Nor will Shia extremists have an opportunity to seize power through the ballot box, at least not any time soon. Members of the Bush team claim that, prior to any referendum, a constitution must be drawn up, an assembly convened, judicial reform enacted?all under the auspices of liberal Iraqis with close ties to the United States. Further, that constitution will include clauses designed to impede the rise of illiberal forces?among these, the diffusion of national power along federal lines, detailed arrangements for sharing that power in Baghdad, perhaps a ban on "totalitarian" political parties, and a commitment to regular elections. Those elections, moreover, will be held on a "rolling" basis, beginning at the municipal level and proceeding only slowly toward the Iraqi center. In the meantime, American officials hope an influx of financial and humanitarian assistance will diminish Shia resentments in Iraq's south. And, when elections do come, administration officials predict that a more discrete and narrowly tailored influx of aid will give liberal forces an advantage. Indeed, as American troops in Baghdad and Kut pry selfappointed Iraqis from power, Special Forces and CIA officers have already fanned out across Iraq's south to bolster and create moderate Shia voices. Covert assistance may even be channeled to Shia clerics, possibly including Sistani himself.

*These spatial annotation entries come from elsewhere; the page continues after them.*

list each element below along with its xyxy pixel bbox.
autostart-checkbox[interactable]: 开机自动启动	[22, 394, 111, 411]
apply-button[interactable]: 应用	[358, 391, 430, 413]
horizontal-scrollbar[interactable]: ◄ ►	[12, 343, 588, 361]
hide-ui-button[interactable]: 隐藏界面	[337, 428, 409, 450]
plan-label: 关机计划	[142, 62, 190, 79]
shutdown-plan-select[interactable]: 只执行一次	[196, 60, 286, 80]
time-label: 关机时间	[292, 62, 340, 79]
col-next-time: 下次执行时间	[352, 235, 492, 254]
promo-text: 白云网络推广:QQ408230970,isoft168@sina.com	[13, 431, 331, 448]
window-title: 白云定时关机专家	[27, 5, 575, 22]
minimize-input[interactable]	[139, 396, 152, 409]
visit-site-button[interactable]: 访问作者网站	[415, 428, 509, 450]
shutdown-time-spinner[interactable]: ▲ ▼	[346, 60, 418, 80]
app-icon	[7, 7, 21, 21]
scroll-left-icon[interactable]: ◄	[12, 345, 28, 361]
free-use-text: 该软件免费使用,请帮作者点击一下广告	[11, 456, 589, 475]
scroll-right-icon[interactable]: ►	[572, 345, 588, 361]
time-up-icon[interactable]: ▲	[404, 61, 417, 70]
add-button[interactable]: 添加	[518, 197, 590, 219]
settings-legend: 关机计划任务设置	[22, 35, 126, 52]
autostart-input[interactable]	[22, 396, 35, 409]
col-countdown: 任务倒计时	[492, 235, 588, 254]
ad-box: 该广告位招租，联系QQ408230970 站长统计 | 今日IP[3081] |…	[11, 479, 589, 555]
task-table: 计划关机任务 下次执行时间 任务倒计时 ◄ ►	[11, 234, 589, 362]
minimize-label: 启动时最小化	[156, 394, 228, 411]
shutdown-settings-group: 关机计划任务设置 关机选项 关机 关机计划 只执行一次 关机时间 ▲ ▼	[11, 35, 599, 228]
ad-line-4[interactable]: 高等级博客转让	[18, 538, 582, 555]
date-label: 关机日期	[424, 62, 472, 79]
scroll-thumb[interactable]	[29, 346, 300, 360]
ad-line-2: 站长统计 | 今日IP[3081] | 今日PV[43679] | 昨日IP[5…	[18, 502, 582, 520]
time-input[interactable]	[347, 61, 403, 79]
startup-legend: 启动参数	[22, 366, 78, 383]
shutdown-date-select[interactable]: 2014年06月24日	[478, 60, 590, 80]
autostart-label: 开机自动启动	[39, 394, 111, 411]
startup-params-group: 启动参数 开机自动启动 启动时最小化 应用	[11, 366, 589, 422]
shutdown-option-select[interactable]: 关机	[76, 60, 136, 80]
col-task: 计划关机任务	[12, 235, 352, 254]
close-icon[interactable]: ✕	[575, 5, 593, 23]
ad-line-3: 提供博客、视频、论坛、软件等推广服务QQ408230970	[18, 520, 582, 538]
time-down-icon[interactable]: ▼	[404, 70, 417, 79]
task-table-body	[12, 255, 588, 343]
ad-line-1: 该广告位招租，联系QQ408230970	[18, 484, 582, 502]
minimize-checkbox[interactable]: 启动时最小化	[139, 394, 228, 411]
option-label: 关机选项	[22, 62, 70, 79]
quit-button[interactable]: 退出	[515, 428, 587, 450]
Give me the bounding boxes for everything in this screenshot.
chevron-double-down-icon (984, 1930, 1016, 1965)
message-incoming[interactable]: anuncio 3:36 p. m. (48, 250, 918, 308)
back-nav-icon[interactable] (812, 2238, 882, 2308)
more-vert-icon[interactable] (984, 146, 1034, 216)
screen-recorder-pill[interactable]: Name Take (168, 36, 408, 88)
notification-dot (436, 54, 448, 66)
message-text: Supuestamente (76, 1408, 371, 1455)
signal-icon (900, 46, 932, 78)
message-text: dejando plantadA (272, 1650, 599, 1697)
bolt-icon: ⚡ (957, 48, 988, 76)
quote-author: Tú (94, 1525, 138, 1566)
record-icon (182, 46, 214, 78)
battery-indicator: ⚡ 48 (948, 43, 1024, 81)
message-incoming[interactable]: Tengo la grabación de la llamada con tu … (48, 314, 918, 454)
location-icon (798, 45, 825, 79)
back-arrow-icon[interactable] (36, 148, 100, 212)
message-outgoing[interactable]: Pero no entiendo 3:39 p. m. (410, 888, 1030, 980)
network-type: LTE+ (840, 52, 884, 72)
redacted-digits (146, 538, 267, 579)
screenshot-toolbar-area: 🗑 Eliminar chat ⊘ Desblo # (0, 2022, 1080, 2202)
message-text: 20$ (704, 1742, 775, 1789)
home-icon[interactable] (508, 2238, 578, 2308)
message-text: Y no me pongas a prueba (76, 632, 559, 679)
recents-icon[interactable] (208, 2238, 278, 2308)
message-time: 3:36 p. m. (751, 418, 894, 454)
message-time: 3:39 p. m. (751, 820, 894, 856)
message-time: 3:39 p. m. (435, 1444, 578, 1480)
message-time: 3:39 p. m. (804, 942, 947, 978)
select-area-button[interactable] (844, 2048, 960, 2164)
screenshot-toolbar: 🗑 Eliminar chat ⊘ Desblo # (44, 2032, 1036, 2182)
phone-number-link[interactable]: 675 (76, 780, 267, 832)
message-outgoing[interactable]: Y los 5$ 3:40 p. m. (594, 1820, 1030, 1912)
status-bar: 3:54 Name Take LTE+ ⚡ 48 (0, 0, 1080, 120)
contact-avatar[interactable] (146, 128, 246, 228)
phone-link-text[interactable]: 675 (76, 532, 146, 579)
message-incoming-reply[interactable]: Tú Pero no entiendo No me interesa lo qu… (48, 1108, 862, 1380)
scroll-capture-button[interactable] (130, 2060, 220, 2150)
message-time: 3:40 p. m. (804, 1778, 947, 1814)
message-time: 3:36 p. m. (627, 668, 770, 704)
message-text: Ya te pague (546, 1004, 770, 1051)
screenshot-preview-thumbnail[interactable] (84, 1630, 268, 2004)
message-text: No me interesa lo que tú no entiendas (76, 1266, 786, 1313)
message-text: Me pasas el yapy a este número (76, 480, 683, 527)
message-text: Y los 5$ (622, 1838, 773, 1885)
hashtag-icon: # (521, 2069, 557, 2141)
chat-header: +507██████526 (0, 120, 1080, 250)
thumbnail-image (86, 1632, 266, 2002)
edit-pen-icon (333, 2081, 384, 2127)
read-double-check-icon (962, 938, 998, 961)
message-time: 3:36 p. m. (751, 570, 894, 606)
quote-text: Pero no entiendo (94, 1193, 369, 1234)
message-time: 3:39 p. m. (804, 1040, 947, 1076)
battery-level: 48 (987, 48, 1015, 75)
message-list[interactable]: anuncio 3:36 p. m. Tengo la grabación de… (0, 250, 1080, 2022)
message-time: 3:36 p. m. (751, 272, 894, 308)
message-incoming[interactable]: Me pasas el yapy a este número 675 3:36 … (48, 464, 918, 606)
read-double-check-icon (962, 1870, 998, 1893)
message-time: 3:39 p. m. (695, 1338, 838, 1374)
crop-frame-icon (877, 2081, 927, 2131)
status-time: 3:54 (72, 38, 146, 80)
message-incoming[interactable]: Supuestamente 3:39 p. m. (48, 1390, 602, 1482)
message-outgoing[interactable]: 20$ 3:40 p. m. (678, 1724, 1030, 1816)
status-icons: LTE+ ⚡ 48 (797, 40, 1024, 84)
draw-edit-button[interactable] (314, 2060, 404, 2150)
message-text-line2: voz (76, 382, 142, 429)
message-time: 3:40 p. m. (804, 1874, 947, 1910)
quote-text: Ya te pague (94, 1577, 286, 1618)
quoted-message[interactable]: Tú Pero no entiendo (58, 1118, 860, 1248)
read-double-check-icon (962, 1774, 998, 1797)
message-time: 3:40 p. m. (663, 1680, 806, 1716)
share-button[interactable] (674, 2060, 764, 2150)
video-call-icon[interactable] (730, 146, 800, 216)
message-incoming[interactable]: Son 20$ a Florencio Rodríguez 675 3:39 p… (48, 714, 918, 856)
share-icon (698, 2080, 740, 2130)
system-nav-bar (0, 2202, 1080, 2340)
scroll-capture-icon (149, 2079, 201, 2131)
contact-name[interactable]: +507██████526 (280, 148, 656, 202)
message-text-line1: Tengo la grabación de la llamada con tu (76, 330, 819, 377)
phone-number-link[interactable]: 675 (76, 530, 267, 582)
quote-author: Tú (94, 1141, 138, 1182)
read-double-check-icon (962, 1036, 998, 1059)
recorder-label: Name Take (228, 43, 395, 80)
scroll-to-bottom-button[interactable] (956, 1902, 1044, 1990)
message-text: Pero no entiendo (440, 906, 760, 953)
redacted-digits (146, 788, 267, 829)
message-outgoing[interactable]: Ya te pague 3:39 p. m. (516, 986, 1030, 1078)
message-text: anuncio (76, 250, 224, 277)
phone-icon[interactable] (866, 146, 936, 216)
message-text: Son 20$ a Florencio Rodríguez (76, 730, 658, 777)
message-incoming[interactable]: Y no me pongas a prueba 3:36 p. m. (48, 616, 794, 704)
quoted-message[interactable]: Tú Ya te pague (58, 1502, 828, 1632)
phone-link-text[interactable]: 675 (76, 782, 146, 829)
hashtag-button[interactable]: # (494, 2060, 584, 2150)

True, all this hardly amounts to democracy at its purest. But neither is it without precedent. In many respects, too much has been made of the parallels between postwar Germany and Iraq. But the comparison holds in at least one sense. In Germany, as in Iraq, the United States went to war to oust one totalitarian foe and remained to thwart another. Nor did Germany's postwar architects shy away from resorting to vaguely antidemocratic means to achieve democratic ends. Hence the provision in its constitution that authorized the constitutional court to outlaw anti-democratic parties, proscribing both Nazis and Communists alike. Hence, too, the millions of dollars in covert aid that Washington delivered to voices of political moderation in Germany and throughout Western Europe during the decade after World War II. Like their predecessors six decades before, Pentagon officials remain keenly aware that Iraq's first national election could be its last and see no contradiction in taking similar measures to ensure that it is not.

But that is where the similarities between Germany and Iraq end. In the former case, a U.S. military government remained in place for years, not months. In the case of Iraq, however, the Defense Department, eager to avoid the taint of imperialism (and the burdens of peacekeeping), hopes to draw down American forces within six months and to pull them back to remote Iraqi bases even sooner. That means the task of securing the peace will probably fall to a NATO force tentatively comprising Americans, Brits, and Poles (yes, Poles). The point of the exercise will be to diminish the U.S. "footprint" in Iraq while at the same time keeping the United Nations out of the country.

There is a contradiction here. The Bush team has calculated that the danger of being seen as an occupier outweighs the danger of being seen as a cheapskate, and the demonstrations and shootings last week only bolstered this conviction. But, as even Washington's proconsul in Iraq, Jay Garner, concedes, "Before we begin the reconstruction successfully, we have to have security." Indeed, it is precisely the absence of security that Shia extremists have exploited in Iraq's south, filling a vacuum of our own making. Those problems won't disappear in six months; nor will the INC forces or the three NATO brigades envisioned for Iraq's next phase be sufficient to fill the vacuum.

To be sure, Washington will supervise from afar. But, by the time the grand experiment in reconciling Shia Islam and democracy actually commences, a sizable U.S. presence will be nowhere to be found. Both the demonstrators shouting "End the occupation" and the Iraqis hoping to quell them might want to brush up on their Polish.